A senior kyu grade that is occasionally asked to help younger or lower graded students in the dojo is called Sempai which refers to being a mentor to students or assistant to the instructor. It is a term rarely used nowadays but to assist in the dojo is usually expected from all higher ranked kyu grades and is a valuable part of their development.
Once a student has passed his Shodan (Black belt 1st degree grading) he may go on to actually take an occasional class. As a matter of respect, in CFTS all black belts are referred to as Sensei. Unless only occasionally assisting, to instruct regularly he or she must undergo complimentary related training. This includes a six month probationary period to ensure they are to continue training with the correct attitude and respect of students.
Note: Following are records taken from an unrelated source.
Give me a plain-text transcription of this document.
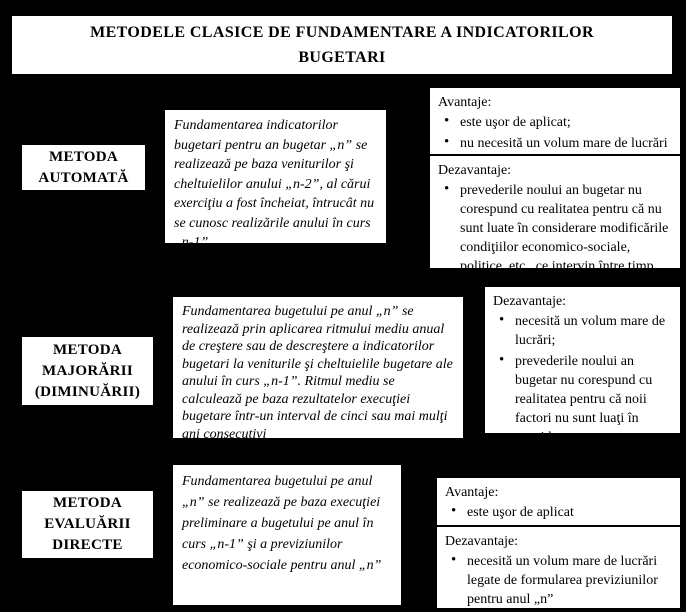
METODELE CLASICE DE FUNDAMENTARE A INDICATORILOR BUGETARI
METODA AUTOMATĂ
Fundamentarea indicatorilor bugetari pentru an bugetar „n” se realizează pe baza veniturilor şi cheltuielilor anului „n-2”, al cărui exerciţiu a fost încheiat, întrucât nu se cunosc realizările anului în curs „n-1”
Avantaje:
• este uşor de aplicat;
• nu necesită un volum mare de lucrări
Dezavantaje:
• prevederile noului an bugetar nu corespund cu realitatea pentru că nu sunt luate în considerare modificările condiţiilor economico-sociale, politice, etc., ce intervin între timp
METODA MAJORĂRII (DIMINUĂRII)
Fundamentarea bugetului pe anul „n” se realizează prin aplicarea ritmului mediu anual de creştere sau de descreştere a indicatorilor bugetari la veniturile şi cheltuielile bugetare ale anului în curs „n-1”. Ritmul mediu se calculează pe baza rezultatelor execuţiei bugetare într-un interval de cinci sau mai mulţi ani consecutivi
Dezavantaje:
• necesită un volum mare de lucrări;
• prevederile noului an bugetar nu corespund cu realitatea pentru că noii factori nu sunt luaţi în considerare
METODA EVALUĂRII DIRECTE
Fundamentarea bugetului pe anul „n” se realizează pe baza execuţiei preliminare a bugetului pe anul în curs „n-1” şi a previziunilor economico-sociale pentru anul „n”
Avantaje:
• este uşor de aplicat
Dezavantaje:
• necesită un volum mare de lucrări legate de formularea previziunilor pentru anul „n”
Once the probationary period is over a black belt must then fulfil criteria laid down by the Martial Arts Standards Agency and complete a MASA/CFTS portfolio of evidence proving they know the CFTS syllabus and have attended various training courses to assist them and to undergo a CRB/DBS check.
The potential instructor is also taught and assessed on matters such as dojo etiquette, methods of instruction, 1st Aid, Child protection /safeguarding, Health & Safety, Risk Assessments as well as lesson planning. Once the portfolio and all related training has been passed to a satisfactory standard, potential instructors then undergo teaching assessments in a class situation on all aspects of karate tuition. If satisfactory the instructor is then registered with CFTS / MASA as an instructor and is covered by £10m insurance. He or she may now officially be called an instructor or Sensei. In days gone by, this would usually be at the rank of 3rd Dan but with the progression of karate this is undertaken much earlier now in one’s karate journey.
Sensei is an honorific term originating in China. It is translated to “one who has been before” but, in general use, taken to mean teacher. ”One who has been before” means that whatever the colour of your belt, your instructor, or Sensei, has been there. Therefore they should have true understanding and empathy. If a student is struggling to learn a move, sequence or kata they can assist in a more positive and understanding way. In the orient the title of Sensei can also be used outside of martial arts to refer to or to address the clergy, lawyers, doctors or other professionals indeed anyone of high rank as a mark of respect who has achieved a high level of skill in their field. In CFTS a Dan grade that has been registered as an instructor may be invited to take the Nidan (2nd Level) black belt after a minimum of two years' training after achieving Shodan.
After approximately 15 years from taking the initial black belt, providing the Dan-grade is still both training and teaching, it is possible to be invited to take Godan (5th Level Black belt). One part of this grading is to take a course on an innovative, yet traditional, aspect of Shotokan Karate. Providing all goes well and the black belted instructor passes their grading, they may be awarded the title Shihan by their instructor. It is usual for a 'Shihan' to be aged 40 years or more. This is an honorary title which roughly translates to senior or master instructor. There are some arts or styles of karate that award this title at the grade of 4th Dan, yet it is rare. Shihan in everyday life is equivalent to a doctorate or master’s degree.
At 6th Dan or beyond the title of Renshi may be awarded by an instructor’s peers or seniors which means polished instructor, or polished expert, having many years’ experience and knowledge and normally above the age of 50. The next step, at 7th Dan, (aged 60 years or more) is Kyoshi which means “teacher of teachers”.
After a further 10 years of training and teaching, an instructor, usually of 70 or more years, may receive the title of Hanshi which is a chief instructor of a local school or association. The term or title Soke is the absolute head of the style such as with Shotokan 10th Dan Kanazawa Hirokazu (Born 3rd May 1931).
Alternatively the term Kancho may be used. Kan meaning house or dojo and Cho meaning head of. So therefore Kancho means head of the house or absolute head of the school or style.
Funakoshi Gichin would be referred to as Shodai-Soke as he was the founder of our style and whom it is named after. It is worth pointing out though that Funakoshi himself during his lifetime accepted no titles or rank even though he was the technical head and chairman of the JKA.
All of the above named honorific titles were traditionally bestowed by the Dai Nippon Butokai in Kyoto along with menkyo (a formal licence being proof of correct transmission and understanding by the holder of their chosen art form).